How to Invest
Most UITs usually cannot be purchased through traditional brokers. Instead, they can be bought through some insurance companies or financial advisors/planners. Each unit typically costs $1,000, is sold by brokers to investors and can be resold in the secondary market. You will usually pay a sales fee when purchasing the UIT, therefore, UITs don't make good short-term investments. Investors generally pay a load when purchasing UITs and accounts are subject to annual fees.
Because the interest payments on a UIT are fixed, holding a UIT for a long time could undermine performance. Depending on the type, a UIT can sometimes be difficult to sell quickly.
UITs may make periodic dividend payments (often monthly or quarterly). Shareholders with taxable accounts are responsible for paying taxes on the dividend. Because UITs buy securities and hold them, capital gains generation is usually of little concern prior to liquidation.
Unlike open-ended mutual funds, in which investors share responsibility for tax liabilities generated by the portfolio, UITs offer a different scenario. If purchased at the IPO, each investor receives a costs basis that reflects the net asset value (NAV) on the date of purchase and tax considerations are based on the NAV.
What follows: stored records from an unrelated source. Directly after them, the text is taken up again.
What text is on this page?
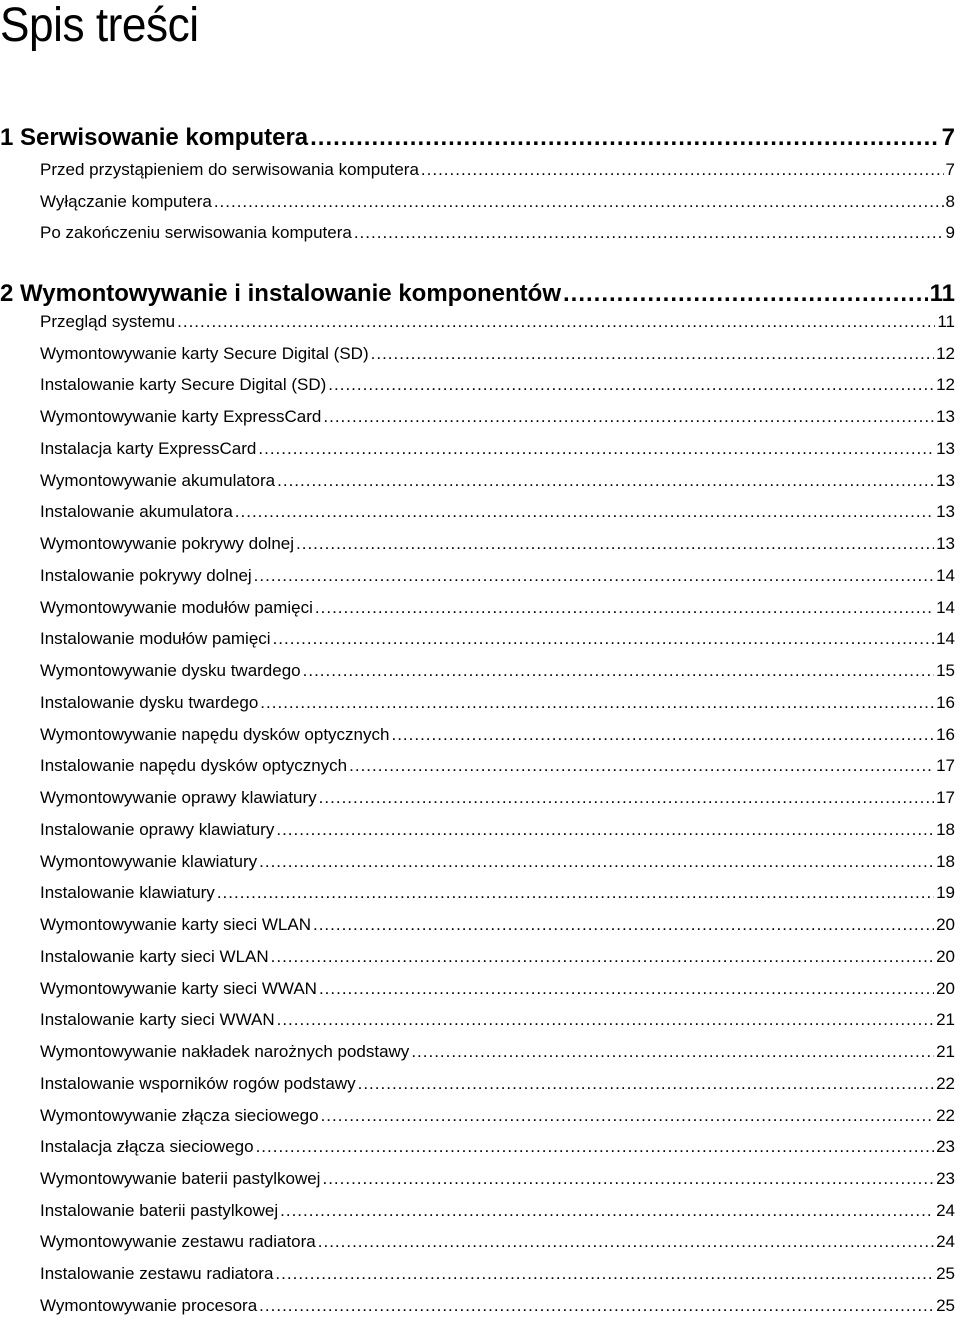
Spis treści
1 Serwisowanie komputera .....	7
Przed przystąpieniem do serwisowania komputera .....	7
Wyłączanie komputera .....	8
Po zakończeniu serwisowania komputera .....	9
2 Wymontowywanie i instalowanie komponentów .....	11
Przegląd systemu .....	11
Wymontowywanie karty Secure Digital (SD) .....	12
Instalowanie karty Secure Digital (SD) .....	12
Wymontowywanie karty ExpressCard .....	13
Instalacja karty ExpressCard .....	13
Wymontowywanie akumulatora .....	13
Instalowanie akumulatora .....	13
Wymontowywanie pokrywy dolnej .....	13
Instalowanie pokrywy dolnej .....	14
Wymontowywanie modułów pamięci .....	14
Instalowanie modułów pamięci .....	14
Wymontowywanie dysku twardego .....	15
Instalowanie dysku twardego .....	16
Wymontowywanie napędu dysków optycznych .....	16
Instalowanie napędu dysków optycznych .....	17
Wymontowywanie oprawy klawiatury .....	17
Instalowanie oprawy klawiatury .....	18
Wymontowywanie klawiatury .....	18
Instalowanie klawiatury .....	19
Wymontowywanie karty sieci WLAN .....	20
Instalowanie karty sieci WLAN .....	20
Wymontowywanie karty sieci WWAN .....	20
Instalowanie karty sieci WWAN .....	21
Wymontowywanie nakładek narożnych podstawy .....	21
Instalowanie wsporników rogów podstawy .....	22
Wymontowywanie złącza sieciowego .....	22
Instalacja złącza sieciowego .....	23
Wymontowywanie baterii pastylkowej .....	23
Instalowanie baterii pastylkowej .....	24
Wymontowywanie zestawu radiatora .....	24
Instalowanie zestawu radiatora .....	25
Wymontowywanie procesora .....	25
How to Measure Performance
UIT and mutual fund share similar methods of performance measurement. Like mutual funds, UIT prices are determined by the value of the underlying securities in the fund. This value rises and falls with the value of the underlying investments. NAV only tells part of the performance story, as dividends and capital gains must also be taken into consideration when calculating the total return on the investment.